Movie studio revenue fell to $2.51 billion from $1.82 billion as such films as “Mary Poppins Returns” and “The Nutcracker and the Four Realms” failed to replicate the success of “Star Wars: The Last Jedi” in the first quarter of 2018.
Revenue from the direct-to-consumer and international businesses dropped 1% to $918 million and the segment’s operating loss widened to $136 million from $42 million. But CEO Robert Iger said on an earnings call that subscribers to the ESPN+ sports streaming service had doubled to 2 million since September.

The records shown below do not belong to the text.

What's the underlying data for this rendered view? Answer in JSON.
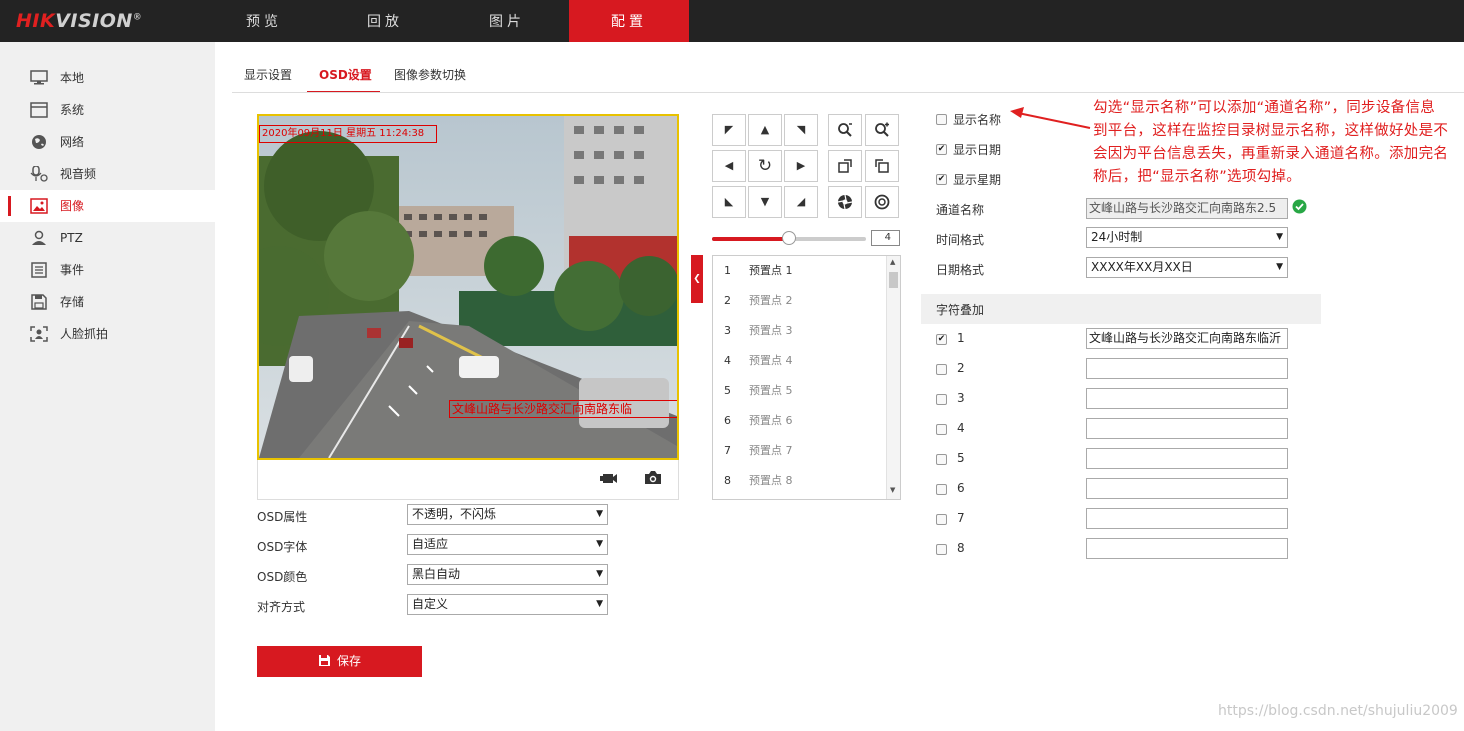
{
  "brand": {
    "logo_red": "HIK",
    "logo_rest": "VISION",
    "reg": "®"
  },
  "topnav": [
    {
      "label": "预览",
      "active": false
    },
    {
      "label": "回放",
      "active": false
    },
    {
      "label": "图片",
      "active": false
    },
    {
      "label": "配置",
      "active": true
    }
  ],
  "sidebar": [
    {
      "label": "本地",
      "icon": "monitor-icon"
    },
    {
      "label": "系统",
      "icon": "system-window-icon"
    },
    {
      "label": "网络",
      "icon": "globe-icon"
    },
    {
      "label": "视音频",
      "icon": "mic-camera-icon"
    },
    {
      "label": "图像",
      "icon": "image-icon",
      "active": true
    },
    {
      "label": "PTZ",
      "icon": "person-ptz-icon"
    },
    {
      "label": "事件",
      "icon": "event-list-icon"
    },
    {
      "label": "存储",
      "icon": "floppy-disk-icon"
    },
    {
      "label": "人脸抓拍",
      "icon": "face-capture-icon"
    }
  ],
  "tabs": [
    {
      "label": "显示设置",
      "active": false
    },
    {
      "label": "OSD设置",
      "active": true
    },
    {
      "label": "图像参数切换",
      "active": false
    }
  ],
  "video": {
    "osd_time_overlay": "2020年09月11日 星期五 11:24:38",
    "osd_text_overlay": "文峰山路与长沙路交汇向南路东临"
  },
  "osd_settings": {
    "attr_label": "OSD属性",
    "attr_value": "不透明，不闪烁",
    "font_label": "OSD字体",
    "font_value": "自适应",
    "color_label": "OSD颜色",
    "color_value": "黑白自动",
    "align_label": "对齐方式",
    "align_value": "自定义"
  },
  "save_label": "保存",
  "ptz": {
    "speed": "4",
    "speed_level": 0.5,
    "presets": [
      {
        "num": "1",
        "name": "预置点 1"
      },
      {
        "num": "2",
        "name": "预置点 2"
      },
      {
        "num": "3",
        "name": "预置点 3"
      },
      {
        "num": "4",
        "name": "预置点 4"
      },
      {
        "num": "5",
        "name": "预置点 5"
      },
      {
        "num": "6",
        "name": "预置点 6"
      },
      {
        "num": "7",
        "name": "预置点 7"
      },
      {
        "num": "8",
        "name": "预置点 8"
      }
    ]
  },
  "display": {
    "show_name_label": "显示名称",
    "show_name_checked": false,
    "show_date_label": "显示日期",
    "show_date_checked": true,
    "show_week_label": "显示星期",
    "show_week_checked": true,
    "channel_name_label": "通道名称",
    "channel_name_value": "文峰山路与长沙路交汇向南路东2.5",
    "time_format_label": "时间格式",
    "time_format_value": "24小时制",
    "date_format_label": "日期格式",
    "date_format_value": "XXXX年XX月XX日"
  },
  "overlay": {
    "section_title": "字符叠加",
    "rows": [
      {
        "num": "1",
        "checked": true,
        "value": "文峰山路与长沙路交汇向南路东临沂"
      },
      {
        "num": "2",
        "checked": false,
        "value": ""
      },
      {
        "num": "3",
        "checked": false,
        "value": ""
      },
      {
        "num": "4",
        "checked": false,
        "value": ""
      },
      {
        "num": "5",
        "checked": false,
        "value": ""
      },
      {
        "num": "6",
        "checked": false,
        "value": ""
      },
      {
        "num": "7",
        "checked": false,
        "value": ""
      },
      {
        "num": "8",
        "checked": false,
        "value": ""
      }
    ]
  },
  "annotation": "勾选“显示名称”可以添加“通道名称”，同步设备信息到平台，这样在监控目录树显示名称，这样做好处是不会因为平台信息丢失，再重新录入通道名称。添加完名称后，把“显示名称”选项勾掉。",
  "watermark": "https://blog.csdn.net/shujuliu2009",
  "colors": {
    "accent": "#d71920",
    "topbar": "#232323",
    "sidebar": "#f0f0f0"
  }
}
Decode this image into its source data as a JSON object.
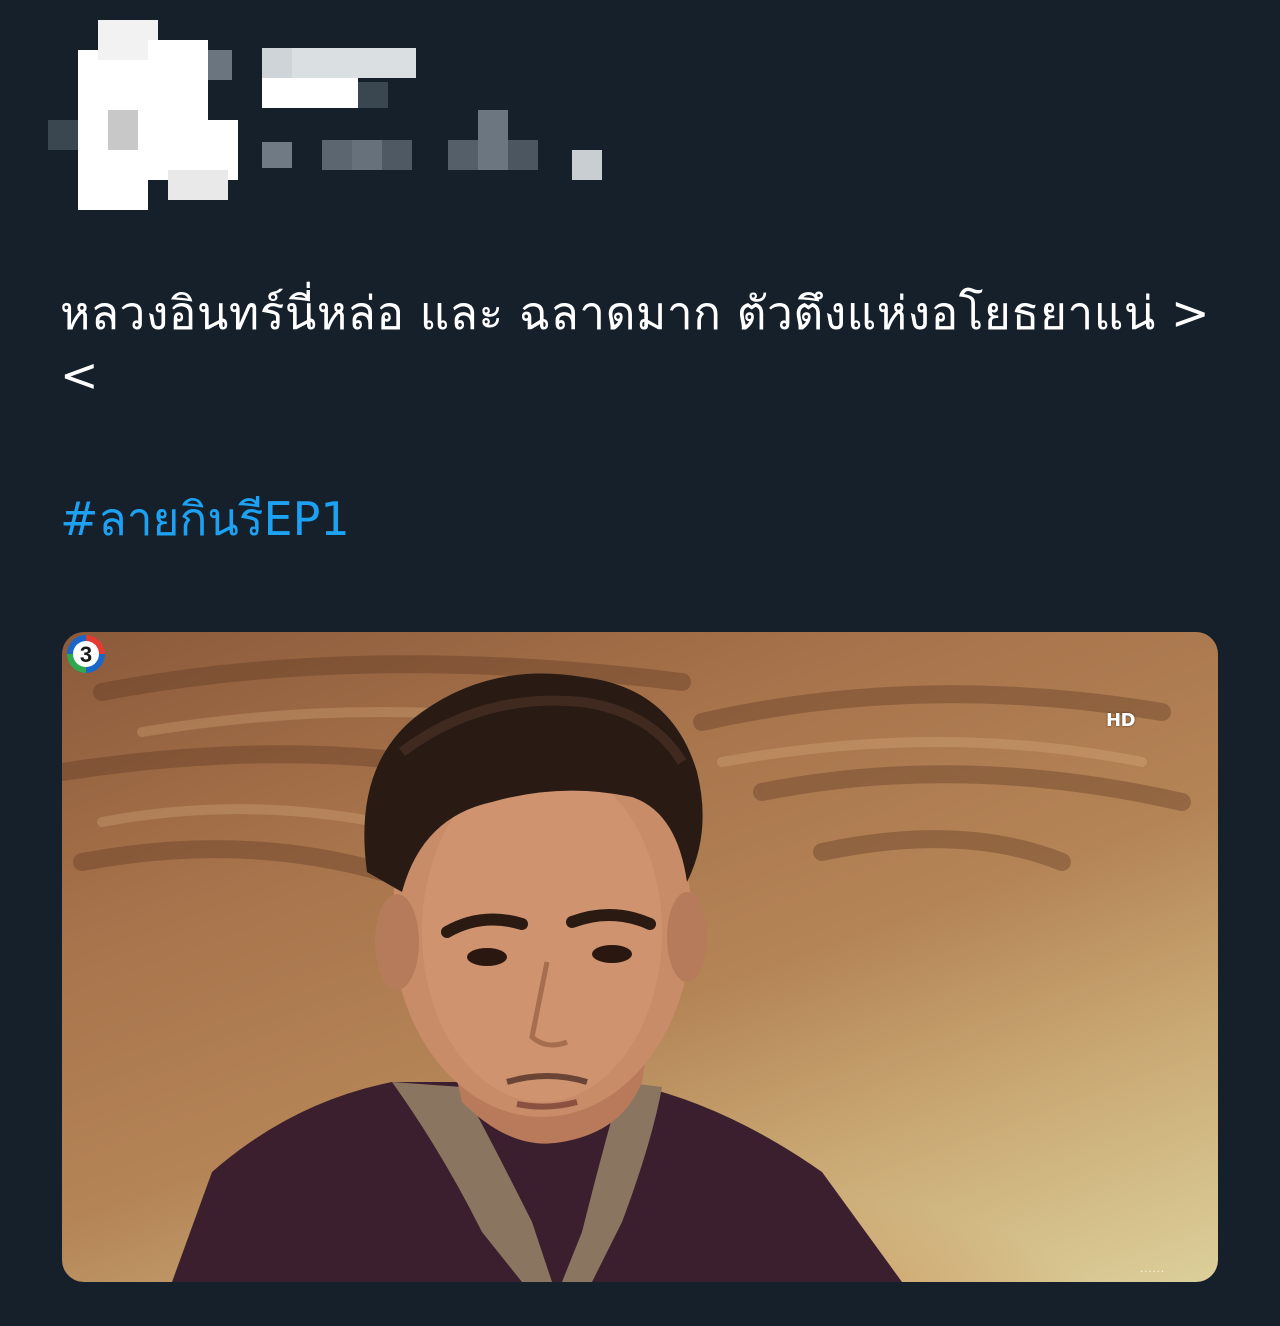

The company is also preparing to launch Disney+, which will stream new movies and shows from brands including “Star Wars,” Pixar, Marvel and Fox’s National Geographic.
“Building a robust direct-to-consumer business is our top priority, and we continue to invest in exceptional content and innovative technology to drive our success in this space,” Iger said in a news release.
As CNBC reports, Disney is expanding its direct-to-consumer offerings as “more consumers drop their pay-TV package in favor of cheaper options that can be watched through an internet connection.” On the earnings call, it said that it expects investment in those ventures to negatively impact the segment’s year-over-year operating income by $200 million in the second quarter.
“It’s hard to turn a profit on streaming services, which usually entail high content and technology costs but offer lower prices than traditional cable to attract consumers,” CNBC noted.
Among Disney’s other segments, media networks revenue increased 7% to $5.9 billion in the first quarter though operating income decreased 6% to $743 million due in part to higher programming costs at ESPN. Theme parks revenue rose 5% to $6.8 billion.